ONS figures published today show that construction output increased 0.5% month-on-month in April.
Set against this, construction output was 3.3% lower than in April 2017, and on a rolling three-month basis contracted by 3.4%, the largest fall since August 2012 – driven by falls in both repair and
maintenance and new work, which fell 3.0% and 3.7% respectively.
Meanwhile, new orders in Q1 fell 4.6% quarter-on-quarter and 6.6% in annual terms.
Rebecca Larkin, Senior Economist at the Construction Products Association, commented: “The 0.5% rise in April reflects an element of catch-up after the combination of Carillion’s liquidation and the bad weather in February and March.
“This seems like a false positive, however, as output remained weak compared to April last year, with the 3.3% fall equivalent to a £430 million reduction in construction work. Only the private housing and industrial sectors recorded growth, the former driven by the traditional spring selling season and the latter due to shorter lead times in factories and warehouses construction.
“The new orders data confirmed an underlying weakness at the start of the year unlikely to be due to the weather. Private housing, industrial and public non-housing new orders increased during Q1, but large falls in the infrastructure and commercial sectors, which account for almost one-third of total construction, are set to act as a drag on growth.”

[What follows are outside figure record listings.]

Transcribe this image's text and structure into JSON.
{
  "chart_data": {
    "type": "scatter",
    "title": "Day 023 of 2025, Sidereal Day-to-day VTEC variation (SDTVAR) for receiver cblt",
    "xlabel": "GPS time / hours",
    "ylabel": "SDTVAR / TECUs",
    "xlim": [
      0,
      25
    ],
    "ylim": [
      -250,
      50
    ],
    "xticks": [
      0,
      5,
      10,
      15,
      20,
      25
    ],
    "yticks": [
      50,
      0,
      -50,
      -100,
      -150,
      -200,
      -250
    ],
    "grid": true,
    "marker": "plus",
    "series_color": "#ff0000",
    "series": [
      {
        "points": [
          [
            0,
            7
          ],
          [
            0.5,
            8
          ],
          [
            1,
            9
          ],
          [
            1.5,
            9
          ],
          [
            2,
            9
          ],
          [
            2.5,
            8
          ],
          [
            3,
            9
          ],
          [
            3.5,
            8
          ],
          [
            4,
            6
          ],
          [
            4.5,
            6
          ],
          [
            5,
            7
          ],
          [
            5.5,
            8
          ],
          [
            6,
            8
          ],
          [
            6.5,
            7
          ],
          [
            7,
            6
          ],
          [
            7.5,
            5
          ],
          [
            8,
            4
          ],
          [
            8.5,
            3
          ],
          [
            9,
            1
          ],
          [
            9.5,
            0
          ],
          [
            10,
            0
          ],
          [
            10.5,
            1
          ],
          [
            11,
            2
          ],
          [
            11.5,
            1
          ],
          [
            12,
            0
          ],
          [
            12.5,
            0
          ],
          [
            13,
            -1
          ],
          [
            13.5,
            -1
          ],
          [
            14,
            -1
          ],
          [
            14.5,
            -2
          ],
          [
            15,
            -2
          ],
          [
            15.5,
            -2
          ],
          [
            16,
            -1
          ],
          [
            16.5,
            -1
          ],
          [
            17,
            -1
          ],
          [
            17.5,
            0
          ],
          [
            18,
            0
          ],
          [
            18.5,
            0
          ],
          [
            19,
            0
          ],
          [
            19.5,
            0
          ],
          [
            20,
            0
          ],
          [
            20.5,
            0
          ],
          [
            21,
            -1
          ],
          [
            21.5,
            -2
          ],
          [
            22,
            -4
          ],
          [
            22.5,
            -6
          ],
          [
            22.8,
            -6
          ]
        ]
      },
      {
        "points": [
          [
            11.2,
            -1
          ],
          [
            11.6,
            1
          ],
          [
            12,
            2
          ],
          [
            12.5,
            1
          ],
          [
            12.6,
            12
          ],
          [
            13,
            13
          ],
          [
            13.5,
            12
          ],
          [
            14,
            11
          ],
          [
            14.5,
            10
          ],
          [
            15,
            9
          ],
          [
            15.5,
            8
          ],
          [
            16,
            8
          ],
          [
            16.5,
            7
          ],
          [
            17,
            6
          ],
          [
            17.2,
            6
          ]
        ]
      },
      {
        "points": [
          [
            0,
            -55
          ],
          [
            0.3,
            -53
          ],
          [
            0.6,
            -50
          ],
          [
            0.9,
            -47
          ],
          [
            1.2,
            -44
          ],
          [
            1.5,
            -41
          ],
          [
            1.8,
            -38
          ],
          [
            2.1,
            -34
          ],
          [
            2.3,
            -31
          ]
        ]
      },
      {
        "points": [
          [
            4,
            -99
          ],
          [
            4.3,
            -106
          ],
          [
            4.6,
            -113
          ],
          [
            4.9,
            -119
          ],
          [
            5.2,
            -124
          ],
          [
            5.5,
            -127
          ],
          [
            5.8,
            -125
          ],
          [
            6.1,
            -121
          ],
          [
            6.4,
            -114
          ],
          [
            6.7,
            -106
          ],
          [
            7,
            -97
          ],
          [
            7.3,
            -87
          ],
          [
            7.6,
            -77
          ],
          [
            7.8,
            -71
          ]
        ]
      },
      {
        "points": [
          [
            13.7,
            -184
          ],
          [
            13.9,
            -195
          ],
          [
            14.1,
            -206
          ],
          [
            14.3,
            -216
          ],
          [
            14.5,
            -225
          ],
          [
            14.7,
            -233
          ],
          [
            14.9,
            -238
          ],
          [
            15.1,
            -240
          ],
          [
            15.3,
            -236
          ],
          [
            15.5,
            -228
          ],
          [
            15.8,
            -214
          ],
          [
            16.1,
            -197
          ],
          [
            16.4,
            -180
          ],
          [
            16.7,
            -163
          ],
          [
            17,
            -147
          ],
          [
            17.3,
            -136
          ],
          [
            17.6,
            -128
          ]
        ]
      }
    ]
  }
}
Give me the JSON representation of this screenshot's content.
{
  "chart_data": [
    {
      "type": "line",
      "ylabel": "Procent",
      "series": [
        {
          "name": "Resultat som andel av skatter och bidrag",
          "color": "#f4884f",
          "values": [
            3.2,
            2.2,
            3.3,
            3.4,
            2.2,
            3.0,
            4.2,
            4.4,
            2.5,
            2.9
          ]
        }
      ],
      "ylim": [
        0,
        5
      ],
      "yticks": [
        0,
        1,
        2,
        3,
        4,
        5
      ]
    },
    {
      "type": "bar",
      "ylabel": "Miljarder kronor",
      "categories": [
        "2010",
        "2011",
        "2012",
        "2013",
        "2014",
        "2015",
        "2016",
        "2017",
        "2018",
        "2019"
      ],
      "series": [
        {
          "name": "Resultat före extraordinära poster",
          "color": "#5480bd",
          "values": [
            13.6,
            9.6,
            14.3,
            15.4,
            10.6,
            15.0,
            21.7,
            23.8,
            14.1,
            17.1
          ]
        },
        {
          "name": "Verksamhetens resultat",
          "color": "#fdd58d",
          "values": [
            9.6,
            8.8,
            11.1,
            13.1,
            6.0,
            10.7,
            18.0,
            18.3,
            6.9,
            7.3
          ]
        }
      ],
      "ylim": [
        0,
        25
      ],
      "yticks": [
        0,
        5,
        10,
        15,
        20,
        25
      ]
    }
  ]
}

Brian Berry, Chief Executive of the FMB, added: “The Beast from the East has certainly played its part as it forced many construction sites to close in March. Indeed, builders were reporting that it was too cold to lay bricks.”
Berry continued: “Alongside the cold snap, the drop in construction output can also be attributed to rising costs for construction firms large and small. While wages are continuing to rise because of the acute skills crisis in our sector, firms are also feeling the pinch thanks to increased material prices.

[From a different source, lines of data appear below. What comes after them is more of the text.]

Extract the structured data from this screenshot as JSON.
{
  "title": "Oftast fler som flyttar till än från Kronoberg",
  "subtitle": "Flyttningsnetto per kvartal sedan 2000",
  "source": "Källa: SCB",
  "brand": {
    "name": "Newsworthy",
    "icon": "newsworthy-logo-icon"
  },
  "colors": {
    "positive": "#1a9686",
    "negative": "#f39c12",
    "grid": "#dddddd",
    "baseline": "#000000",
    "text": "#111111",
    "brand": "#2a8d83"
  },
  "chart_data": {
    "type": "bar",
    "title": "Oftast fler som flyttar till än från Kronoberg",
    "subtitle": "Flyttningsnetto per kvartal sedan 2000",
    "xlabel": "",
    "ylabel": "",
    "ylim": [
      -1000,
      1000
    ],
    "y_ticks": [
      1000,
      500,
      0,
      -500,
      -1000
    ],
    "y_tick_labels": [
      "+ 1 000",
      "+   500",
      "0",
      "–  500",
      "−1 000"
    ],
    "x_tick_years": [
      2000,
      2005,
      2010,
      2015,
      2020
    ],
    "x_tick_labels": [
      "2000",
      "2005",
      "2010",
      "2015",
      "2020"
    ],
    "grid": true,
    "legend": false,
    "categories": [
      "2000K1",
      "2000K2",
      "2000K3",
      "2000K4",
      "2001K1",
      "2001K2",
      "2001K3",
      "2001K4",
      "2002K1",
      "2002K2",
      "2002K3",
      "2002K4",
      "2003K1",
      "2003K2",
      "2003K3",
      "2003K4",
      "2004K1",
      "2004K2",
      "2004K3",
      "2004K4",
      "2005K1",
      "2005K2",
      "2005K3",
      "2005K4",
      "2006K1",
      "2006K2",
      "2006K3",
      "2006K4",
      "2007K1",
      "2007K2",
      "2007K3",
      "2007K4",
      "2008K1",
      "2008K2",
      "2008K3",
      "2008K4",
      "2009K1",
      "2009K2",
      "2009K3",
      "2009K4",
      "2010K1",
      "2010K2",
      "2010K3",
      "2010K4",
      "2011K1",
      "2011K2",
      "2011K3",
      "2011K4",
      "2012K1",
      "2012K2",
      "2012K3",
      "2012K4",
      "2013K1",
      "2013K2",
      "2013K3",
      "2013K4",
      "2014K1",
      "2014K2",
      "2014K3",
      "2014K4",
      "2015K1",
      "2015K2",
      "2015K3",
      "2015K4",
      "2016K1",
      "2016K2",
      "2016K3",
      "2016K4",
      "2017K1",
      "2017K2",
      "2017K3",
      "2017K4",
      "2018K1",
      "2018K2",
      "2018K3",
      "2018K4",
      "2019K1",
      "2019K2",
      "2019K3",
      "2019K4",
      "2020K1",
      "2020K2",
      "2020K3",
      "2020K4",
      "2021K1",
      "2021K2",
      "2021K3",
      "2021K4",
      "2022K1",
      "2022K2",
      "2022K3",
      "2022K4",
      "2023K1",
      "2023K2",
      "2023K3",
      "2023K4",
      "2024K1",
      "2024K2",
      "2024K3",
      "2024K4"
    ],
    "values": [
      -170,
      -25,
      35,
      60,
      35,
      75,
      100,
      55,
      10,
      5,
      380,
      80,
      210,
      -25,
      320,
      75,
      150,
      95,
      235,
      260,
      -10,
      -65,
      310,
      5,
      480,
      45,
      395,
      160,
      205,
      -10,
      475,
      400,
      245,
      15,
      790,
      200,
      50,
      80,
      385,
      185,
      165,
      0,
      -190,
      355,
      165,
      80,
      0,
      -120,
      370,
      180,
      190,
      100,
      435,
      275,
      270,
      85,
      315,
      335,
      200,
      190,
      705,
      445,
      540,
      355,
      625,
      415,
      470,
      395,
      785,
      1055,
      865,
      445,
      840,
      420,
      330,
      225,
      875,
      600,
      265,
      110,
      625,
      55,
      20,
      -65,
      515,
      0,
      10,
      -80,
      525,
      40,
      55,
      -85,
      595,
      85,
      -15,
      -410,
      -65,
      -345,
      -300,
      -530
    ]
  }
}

“The depreciation of sterling following the EU referendum has meant bricks and insulation in particular have become more expensive. We expect material prices to continue to squeeze the construction industry with recent research by the FMB showing that 84 per cent of builders believe that they will continue to rise in the next six months.”

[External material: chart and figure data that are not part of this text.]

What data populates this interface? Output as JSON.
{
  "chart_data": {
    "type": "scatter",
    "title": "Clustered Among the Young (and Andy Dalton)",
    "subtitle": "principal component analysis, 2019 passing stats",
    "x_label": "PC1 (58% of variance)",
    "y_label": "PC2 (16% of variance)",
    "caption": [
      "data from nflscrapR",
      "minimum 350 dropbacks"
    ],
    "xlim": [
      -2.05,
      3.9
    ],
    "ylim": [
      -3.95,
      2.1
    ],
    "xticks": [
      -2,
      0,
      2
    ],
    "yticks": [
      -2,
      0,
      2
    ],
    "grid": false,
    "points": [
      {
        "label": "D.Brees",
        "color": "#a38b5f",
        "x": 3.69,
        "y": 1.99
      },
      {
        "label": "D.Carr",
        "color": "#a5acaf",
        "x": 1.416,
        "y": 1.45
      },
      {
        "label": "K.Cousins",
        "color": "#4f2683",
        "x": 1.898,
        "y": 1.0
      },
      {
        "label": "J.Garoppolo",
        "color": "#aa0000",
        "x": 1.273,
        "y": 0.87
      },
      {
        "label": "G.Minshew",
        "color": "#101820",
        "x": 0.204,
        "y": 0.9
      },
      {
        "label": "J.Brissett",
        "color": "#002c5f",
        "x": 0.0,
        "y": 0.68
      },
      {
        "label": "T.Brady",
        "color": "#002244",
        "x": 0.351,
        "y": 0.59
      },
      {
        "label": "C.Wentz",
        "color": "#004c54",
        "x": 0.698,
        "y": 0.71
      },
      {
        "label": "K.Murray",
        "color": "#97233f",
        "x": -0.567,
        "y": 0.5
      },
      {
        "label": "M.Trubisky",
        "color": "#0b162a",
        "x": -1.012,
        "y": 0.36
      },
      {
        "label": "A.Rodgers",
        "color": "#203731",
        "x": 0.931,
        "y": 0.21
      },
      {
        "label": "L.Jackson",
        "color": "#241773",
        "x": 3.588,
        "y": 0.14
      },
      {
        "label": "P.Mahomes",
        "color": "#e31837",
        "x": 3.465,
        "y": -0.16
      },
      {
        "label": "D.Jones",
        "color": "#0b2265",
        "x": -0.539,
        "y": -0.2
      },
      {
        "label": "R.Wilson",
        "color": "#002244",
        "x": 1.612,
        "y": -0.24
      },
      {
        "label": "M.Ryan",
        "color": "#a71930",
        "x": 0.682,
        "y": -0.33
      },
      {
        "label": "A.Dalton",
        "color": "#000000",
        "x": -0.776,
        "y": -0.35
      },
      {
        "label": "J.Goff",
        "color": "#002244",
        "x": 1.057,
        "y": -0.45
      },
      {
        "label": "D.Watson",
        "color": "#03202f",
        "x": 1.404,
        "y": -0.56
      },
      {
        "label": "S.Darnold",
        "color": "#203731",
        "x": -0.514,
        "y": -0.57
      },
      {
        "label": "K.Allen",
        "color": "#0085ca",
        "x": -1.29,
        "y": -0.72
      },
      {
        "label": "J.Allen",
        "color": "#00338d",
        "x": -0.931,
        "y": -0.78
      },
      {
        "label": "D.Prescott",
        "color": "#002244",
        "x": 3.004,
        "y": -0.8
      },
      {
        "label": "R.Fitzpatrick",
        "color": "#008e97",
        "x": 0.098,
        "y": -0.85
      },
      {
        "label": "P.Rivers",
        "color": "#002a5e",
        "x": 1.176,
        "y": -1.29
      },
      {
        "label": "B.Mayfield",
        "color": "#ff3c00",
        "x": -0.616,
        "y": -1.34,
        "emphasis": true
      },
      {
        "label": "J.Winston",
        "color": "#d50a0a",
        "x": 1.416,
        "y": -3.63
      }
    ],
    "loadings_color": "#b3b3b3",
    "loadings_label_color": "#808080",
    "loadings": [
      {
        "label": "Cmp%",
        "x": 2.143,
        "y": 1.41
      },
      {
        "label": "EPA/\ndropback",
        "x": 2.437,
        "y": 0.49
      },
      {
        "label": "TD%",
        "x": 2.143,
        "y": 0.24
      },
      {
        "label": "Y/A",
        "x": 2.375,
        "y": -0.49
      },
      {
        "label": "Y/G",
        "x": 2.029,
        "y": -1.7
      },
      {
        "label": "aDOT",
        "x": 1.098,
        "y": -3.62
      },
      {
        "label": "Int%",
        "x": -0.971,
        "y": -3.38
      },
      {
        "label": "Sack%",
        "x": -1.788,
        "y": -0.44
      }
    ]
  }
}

“In the medium to longer term, with nine months until Brexit-Day, the future is uncertain for the UK construction sector. The Government is still to confirm what the post-Brexit immigration system will look like. The construction sector is largely reliant on accessing EU workers with more than 8 per cent of construction workers coming from the EU. It is therefore imperative that the sector knows how, and to what extent, it can recruit these workers post-Brexit.”
A sea of warning lights
Blane Perrotton, managing director of the national property consultancy and surveyors Naismiths, commented: “The construction industry dashboard is now a sea of warning lights.
“For months, housebuilding had served as a ‘get out of jail’ card – mitigating or even nullifying the declines in other construction sectors. No longer.
“With the output from all sectors bar one now firmly in contraction territory, the fall in new orders suggests the slide is here to stay.
“Last month’s GDP report awarded construction the wooden spoon for being the worst performing sector of the economy, and today’s disappointing numbers from the ONS drive home the seriousness of the industry’s weakening confidence and softening investor demand.
“One of the few bright spots is the availability and cheapness of finance. With an interest rate rise not expected until August at the very earliest, lenders continue to offer good terms to developers.
“Yet demand is patchy at best. While there is genuine momentum in the North West and West Midlands, in London and much of the South East, developers are battening down the hatches – concentrating on completing existing projects rather than commissioning new ones.
“With workers’ rising wages slicing into contractors’ already tight margins, there is likely to be more pain to come for contractors who are forced to bid low for work. While deals continue to be done, a sizeable chunk of the projects that could be done are being deferred until after the Brexit fog passes.”
Michael Thirkettle, Chief Executive of construction consulting and design agency McBains, said:
“Today’s statistics prove the construction sector is still in troubled waters with continuing uncertainties, borne from Brexit, and the poor value of sterling impacting on the cost of imported materials, meaning many UK companies are delaying investment decisions.
“The real test, however, will be in the months to come, given the uncertainty over issues like Brexit that have impacted on UK companies’ commitment to new projects over the last two years.”